There was no mention of dreams in the 70s and 80s. Just jobs.

Here’s some shattering news: you can’t always get what you want.  Even if you work damn hard.  And if you want to “follow” your dreams – you may wind up disillusioned – and unemployed.  One of my favourite broadcasters (and authors – I have a well-thumbed copy of her 1996 book Generation F: Sex, Power and the Young Feminist) is ABC News Presenter Virginia Trioli who writes:

By Virginia Trioli*

Her shiny, smiling face. Her endearingly gap-toothed smile. And the undeniable cheerfulness that shone from the face of our Young Australian of the Year, Jessica Watson. She had achieved what some saw as crazy, what others saw as wonderfully ambitious and bold – sailing solo around the world at the tender age of 16. Her award and her achievement came with one simple but important message: “To all you Aussies out there, particularly us young guys, let’s dream big, but more importantly, let’s make it happen.

Jessica Watson – Young Australian of the year

We hear a lot about dreams. About following them, realising them, fighting for them. They define a young person, and no one seems complete without that giant, overwhelming dream. Now, I know I should find a positive, optimistic attitude such as Jessica’s uplifting and reassuring – the next generation with its clear eyes set brightly on the horizon. But I’ve had just about enough of this “dream” business: it’s time to wake up.

What bothers me is that this philosophy, this mantra of “follow your dreams at all cost … let nothing stand in your way” requires a singularity of vision, a self-absorption that runs perilously close to a most extreme kind of selfishness. I worry that the elevation of the “dream”, any “dream”, to this self-actualising status admits no mediation by the reality of ability or opportunity, no acknowledgement of its effect on others. The quest becomes absolute: anything else is failure.

To even query the dream-quest is, I know, to be seen to throw boundaries around life ambitions that should be limitless. Any child can achieve anything; any child can be anything they want – that’s the dream. But what if they can’t, and what if they don’t – what does the carrot of the dream and the whip of the child’s own expectations amount to?

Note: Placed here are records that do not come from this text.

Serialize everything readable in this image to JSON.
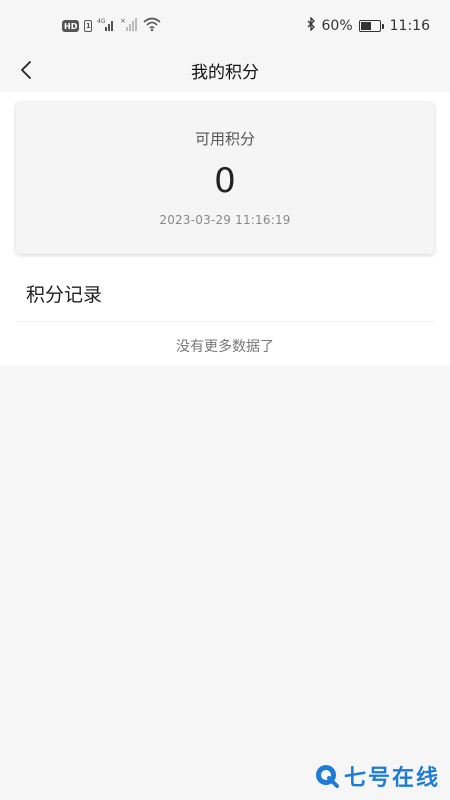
{
  "status_bar": {
    "hd_label": "HD",
    "sim_label": "1",
    "network_label": "4G",
    "battery_percent": "60%",
    "battery_level": 0.6,
    "time": "11:16"
  },
  "header": {
    "title": "我的积分"
  },
  "points_card": {
    "label": "可用积分",
    "value": "0",
    "timestamp": "2023-03-29 11:16:19"
  },
  "records": {
    "title": "积分记录",
    "empty_text": "没有更多数据了"
  },
  "watermark": {
    "text": "七号在线",
    "color": "#1f7cd6"
  },
  "colors": {
    "page_bg": "#f6f6f6",
    "card_bg": "#f5f5f5"
  }
}
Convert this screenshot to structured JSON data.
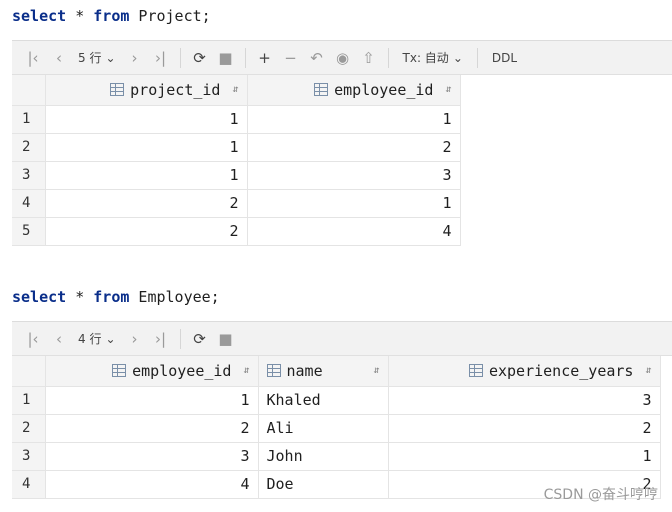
{
  "query1": {
    "keyword_select": "select",
    "star": " * ",
    "keyword_from": "from",
    "rest": " Project;"
  },
  "toolbar1": {
    "rows_label": "5 行",
    "tx_label": "Tx: 自动",
    "ddl_label": "DDL"
  },
  "table1": {
    "headers": [
      "project_id",
      "employee_id"
    ],
    "rows": [
      {
        "n": "1",
        "c": [
          "1",
          "1"
        ]
      },
      {
        "n": "2",
        "c": [
          "1",
          "2"
        ]
      },
      {
        "n": "3",
        "c": [
          "1",
          "3"
        ]
      },
      {
        "n": "4",
        "c": [
          "2",
          "1"
        ]
      },
      {
        "n": "5",
        "c": [
          "2",
          "4"
        ]
      }
    ]
  },
  "query2": {
    "keyword_select": "select",
    "star": " * ",
    "keyword_from": "from",
    "rest": " Employee;"
  },
  "toolbar2": {
    "rows_label": "4 行"
  },
  "table2": {
    "headers": [
      "employee_id",
      "name",
      "experience_years"
    ],
    "rows": [
      {
        "n": "1",
        "c": [
          "1",
          "Khaled",
          "3"
        ]
      },
      {
        "n": "2",
        "c": [
          "2",
          "Ali",
          "2"
        ]
      },
      {
        "n": "3",
        "c": [
          "3",
          "John",
          "1"
        ]
      },
      {
        "n": "4",
        "c": [
          "4",
          "Doe",
          "2"
        ]
      }
    ]
  },
  "watermark": "CSDN @奋斗哼哼",
  "icons": {
    "first": "first-page-icon",
    "prev": "prev-page-icon",
    "next": "next-page-icon",
    "last": "last-page-icon",
    "refresh": "refresh-icon",
    "stop": "stop-icon",
    "add": "add-row-icon",
    "remove": "remove-row-icon",
    "revert": "revert-icon",
    "preview": "preview-icon",
    "submit": "submit-icon"
  },
  "colors": {
    "keyword": "#0a2e8a",
    "header_bg": "#f4f4f4",
    "toolbar_bg": "#f2f2f2"
  }
}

How many times, in this klieg-lit time of reality television, have we seen the failed contestant fall to his/her knees, wailing, “My dream! It’s the end of my dream!” A brutally unsympathetic friend of mine was known to respond to such a cri de coeur on MasterChef with the snarl, “Enrol at William Angliss, study for three years, do an apprenticeship, get a job and there’s your dream, mate.” But three years in a damp inner-city rental versus interviews on the Today show … not quite living the dream, is it?

This is the hard stuff: that not all dreams are going to be achievable, and not all young – or older people – are going to have the capabilities to get there. What makes it even harder is that in these dream-catcher times, these are heretical views.

I understand this thinking is part of a significant generation shift. There was simply no mention of “dreams” in the ’70s and ’80s: just jobs, prospects, careers, passions for those who felt a strong connection to one field of endeavour, maybe even ambitions if you were particularly gifted. But the idea that the deepest and even most unlikely yearning of the soul had the same legitimacy as the reasonable hope of a well-paid job would have been laughable.

Kayaker Andrew McAuley

I am still haunted by the footage of Vicki McAuley and her little son farewelling solo kayaker Andrew as he pushed off on his doomed life’s dream of crossing the Tasman. She wept, he wept, and then he never returned. So much happiness broken apart on the rocks of someones else’s “dream”.

Andrew’s widow Vicki with their son

I think the language itself needs some examination. We all know what dreams are, and shrinks understand this stuff pretty well: dreams are the unfettered projections of the unconscious; they are our strangled desires in free-form; they are profound insights into the anxieties that make us run and run. They are fascinating stuff. But no psychiatrist worth their provider number would encourage you to build a life plan upon one.

There’s a line here that we as the teachers, parents, guardians and supporters of stumble-foot young ones must carefully walk. Our job is to encourage, support, enthuse and cajole. It’s also to advise soberly, to warn of dangers and even to gently discourage when that seems the right thing to do. I know households where that last task would be described as “quitting … and we’re not quitters in this family!” But what you call quitting, I might just call waking up.

This article was originally published in The Weekly Reviw

Have you followed your dreams? Encouraged others to do so?  And if so – have you got there? Was it worth it? Is there too much emphasis on ‘dreams’ and not enough on ‘reality’?